Сели в машину, поехали.
– А куда я сейчас-то денусь? Ни к отцу, ни к Ивлеву я не пойду.
– Переночуешь у меня. А завтра видно будет.
– Ты что?!
– Что? Не бойся… ничего с тобой не случится. Я уйду к Андрею.
Пашка ехал не торопясь, думал.
Ночи весенние, темные, мучительные… О чем только не думается, о чем не мечтается. Всякая всячина в голову лезет.
Пашке было грустно.
Пошел мелкий косой дождик. Первый в этом году.

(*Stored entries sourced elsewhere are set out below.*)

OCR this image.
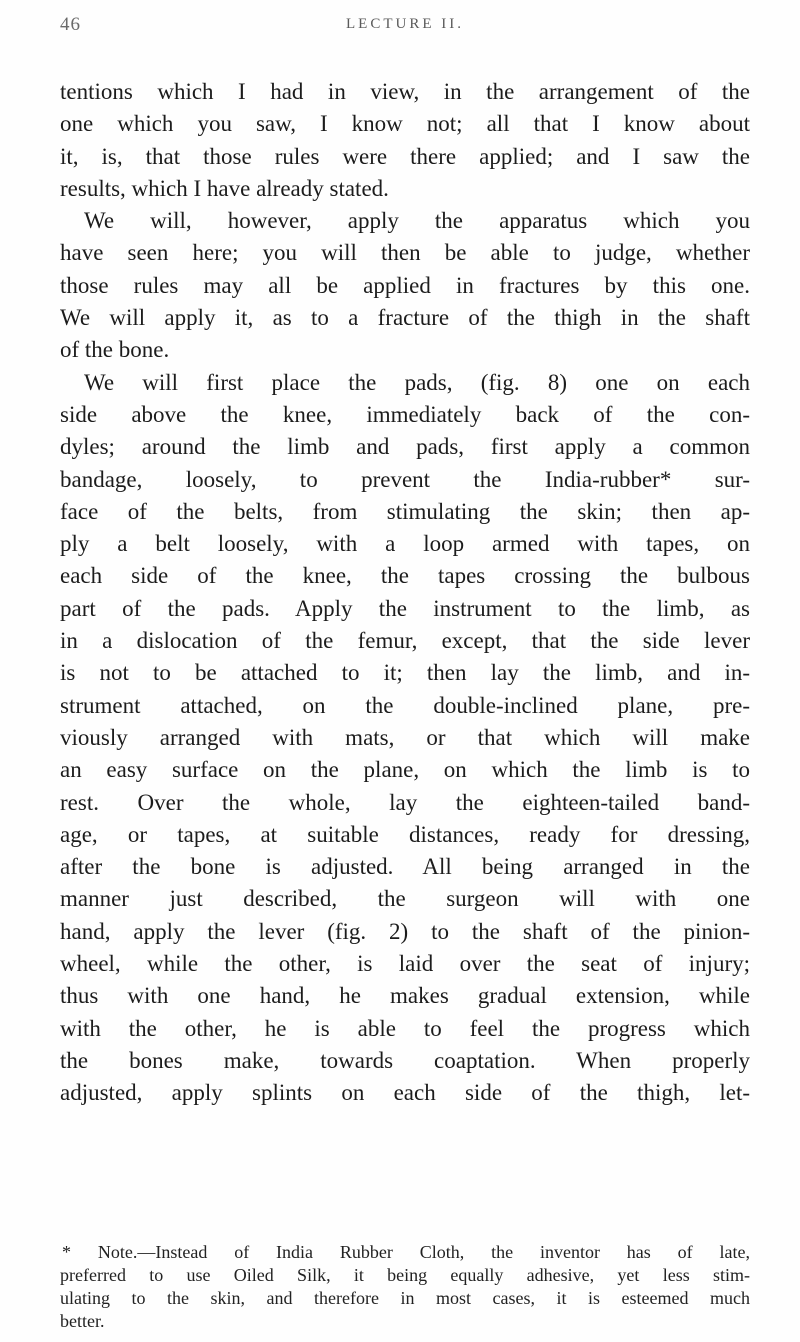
46	LECTURE II.
tentions which I had in view, in the arrangement of the
one which you saw, I know not; all that I know about
it, is, that those rules were there applied; and I saw the
results, which I have already stated.
We will, however, apply the apparatus which you
have seen here; you will then be able to judge, whether
those rules may all be applied in fractures by this one.
We will apply it, as to a fracture of the thigh in the shaft
of the bone.
We will first place the pads, (fig. 8) one on each
side above the knee, immediately back of the con-
dyles; around the limb and pads, first apply a common
bandage, loosely, to prevent the India-rubber* sur-
face of the belts, from stimulating the skin; then ap-
ply a belt loosely, with a loop armed with tapes, on
each side of the knee, the tapes crossing the bulbous
part of the pads. Apply the instrument to the limb, as
in a dislocation of the femur, except, that the side lever
is not to be attached to it; then lay the limb, and in-
strument attached, on the double-inclined plane, pre-
viously arranged with mats, or that which will make
an easy surface on the plane, on which the limb is to
rest. Over the whole, lay the eighteen-tailed band-
age, or tapes, at suitable distances, ready for dressing,
after the bone is adjusted. All being arranged in the
manner just described, the surgeon will with one
hand, apply the lever (fig. 2) to the shaft of the pinion-
wheel, while the other, is laid over the seat of injury;
thus with one hand, he makes gradual extension, while
with the other, he is able to feel the progress which
the bones make, towards coaptation. When properly
adjusted, apply splints on each side of the thigh, let-
* Note.—Instead of India Rubber Cloth, the inventor has of late,
preferred to use Oiled Silk, it being equally adhesive, yet less stim-
ulating to the skin, and therefore in most cases, it is esteemed much
better.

Перед городом, километрах в восьми, у деревни Игринево, на дороге впереди замаячили две человеческие фигуры. Одна высокая, другая пониже. Махали руками. Пашка остановился.
– До города подбрось, пожалуйста! – офицерик был совсем молодой, весь в ремнях и старался говорить басом. Он был чем-то чрезвычайно доволен, наверно, ночными блужданиями с любимой. Конечно, так. Девушка прижималась к нему, весело смотрела на Пашку. Она тоже была довольна.
– Садитесь.
Девушка села в кабину и начала вертеться, отряхиваться… Лейтенант запрыгнул в кузов. Начали переговариваться между собой, смеялись.
Пашка искоса разглядывал девушку. Хорошенькая, белозубая, губы бантиком – загляденье!
– Куда это на ночь глядя? – спросил Пашка.
– В гости, – охотно откликнулась девушка. И опять вылезла наполовину из кабины – говорить со своим дружком. – Саша! Саш!… Как ты там?!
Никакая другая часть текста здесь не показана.